DISPERSI Tutte iniziative volte al contenimento della dispersione scolastica, un fenomeno che in Italia interessa il 13.6% di chi ha tra 18 e 24 anni a fronte di una media Ue che si attesta al 10% circa e di un target comunitario da raggiungere del 9%. A Vigevano e in Lomellina nell’ambito del Pnrr a questo è stato destinato oltre un milione di euro, suddiviso tra istituti tecnici e comprensivi, con i progetti che nella maggior parte dei casi saranno attivati nell’anno scolastico appena iniziato, 2023-2024, con attività di mentoring uno a uno, di recupero e rafforzamento delle competenze di base, di potenziamento dell’offerta formativa. Progetti la cui messa a terra rappresenta una sfida ardua per scuole che hanno organici ridotti e con posti vacanti; alla scuola servono skills sempre più specifiche e una formazione sempre più approfondita, ma fino a oggi si poteva diventare insegnanti un po’ per caso, un po’ per convenienza, soprattutto senza che nessuno verificasse le capacità didattiche e pedagogiche o fornisse una preparazione specifica al lavoro da svolgere in classe.
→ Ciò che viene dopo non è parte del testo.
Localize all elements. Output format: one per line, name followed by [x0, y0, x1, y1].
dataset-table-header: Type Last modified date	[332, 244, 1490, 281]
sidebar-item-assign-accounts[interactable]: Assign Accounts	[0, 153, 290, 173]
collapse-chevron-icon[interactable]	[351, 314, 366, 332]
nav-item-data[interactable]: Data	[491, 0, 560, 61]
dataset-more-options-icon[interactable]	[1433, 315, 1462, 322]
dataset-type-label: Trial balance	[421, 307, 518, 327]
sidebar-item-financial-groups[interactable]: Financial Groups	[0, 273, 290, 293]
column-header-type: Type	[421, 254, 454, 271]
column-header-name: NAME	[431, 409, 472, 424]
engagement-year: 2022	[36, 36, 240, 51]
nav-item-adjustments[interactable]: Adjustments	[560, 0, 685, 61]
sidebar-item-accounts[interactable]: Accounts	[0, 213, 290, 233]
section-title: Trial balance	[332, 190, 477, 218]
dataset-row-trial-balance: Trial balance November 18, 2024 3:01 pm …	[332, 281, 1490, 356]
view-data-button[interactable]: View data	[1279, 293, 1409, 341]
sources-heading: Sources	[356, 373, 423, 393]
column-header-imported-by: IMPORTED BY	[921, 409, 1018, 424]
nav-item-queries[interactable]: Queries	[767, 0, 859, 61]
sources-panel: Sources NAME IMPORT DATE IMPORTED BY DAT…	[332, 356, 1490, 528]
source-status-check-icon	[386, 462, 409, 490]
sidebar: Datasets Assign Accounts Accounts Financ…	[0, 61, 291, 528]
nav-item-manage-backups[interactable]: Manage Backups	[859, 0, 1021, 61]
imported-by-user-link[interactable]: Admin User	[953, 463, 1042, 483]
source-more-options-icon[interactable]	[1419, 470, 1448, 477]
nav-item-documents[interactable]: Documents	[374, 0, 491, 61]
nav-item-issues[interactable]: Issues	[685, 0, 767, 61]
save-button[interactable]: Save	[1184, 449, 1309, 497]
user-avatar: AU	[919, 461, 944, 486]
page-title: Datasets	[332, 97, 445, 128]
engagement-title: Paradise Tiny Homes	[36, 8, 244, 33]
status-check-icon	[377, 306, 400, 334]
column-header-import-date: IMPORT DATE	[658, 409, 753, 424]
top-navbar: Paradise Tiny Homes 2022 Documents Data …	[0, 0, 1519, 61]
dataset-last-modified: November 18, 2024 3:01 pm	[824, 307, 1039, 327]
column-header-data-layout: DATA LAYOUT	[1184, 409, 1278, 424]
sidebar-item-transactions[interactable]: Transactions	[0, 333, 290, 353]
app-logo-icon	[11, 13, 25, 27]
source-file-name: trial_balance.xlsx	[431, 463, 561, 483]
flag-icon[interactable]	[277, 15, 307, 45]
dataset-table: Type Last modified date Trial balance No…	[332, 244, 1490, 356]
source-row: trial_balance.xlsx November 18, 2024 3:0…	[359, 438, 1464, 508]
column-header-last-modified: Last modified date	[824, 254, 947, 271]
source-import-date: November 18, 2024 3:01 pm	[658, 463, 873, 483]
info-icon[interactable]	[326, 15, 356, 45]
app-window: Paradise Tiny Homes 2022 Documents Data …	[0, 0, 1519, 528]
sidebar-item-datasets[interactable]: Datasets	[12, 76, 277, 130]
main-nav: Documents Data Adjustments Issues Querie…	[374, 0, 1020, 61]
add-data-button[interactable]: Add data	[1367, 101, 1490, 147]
Lo scorso 2 agosto è stato firmato un Decreto, atteso da oltre un anno e previsto dal Pnrr, che istituisce un percorso d’accesso alla professione. «Grazie a queste misure avremo una nuova generazione di insegnanti fortemente strutturati – ha commentato il ministro dell’Istruzione Giuseppe Valditara – con alle spalle un importante percorso di formazione disciplinare e pedagogica e meccanismi di valutazione che garantiranno l’efficacia didattica». Gli aspiranti docenti dovranno conseguire 60 cfu aggiuntivi, ridotti a 30 o 36 per chi ha un servizio di almeno tre anni o ne ha ottenuti 24 in base alle regole precedenti. Non manca qualche perplessità, secondo Gavosto «pressioni diverse, ma convergenti, spiegano la delusione: degli atenei, che puntano a fare ciascuno a modo suo, mentre è chiaro che un docente andrebbe formato allo stesso modo in ogni parte del Paese; dei sindacati, che premono per l’assunzione del maggior numero degli oltre 200 mila precari, senza troppo badare a quale sia la loro formazione e se le loro capacità didattiche siano state verificate con serietà».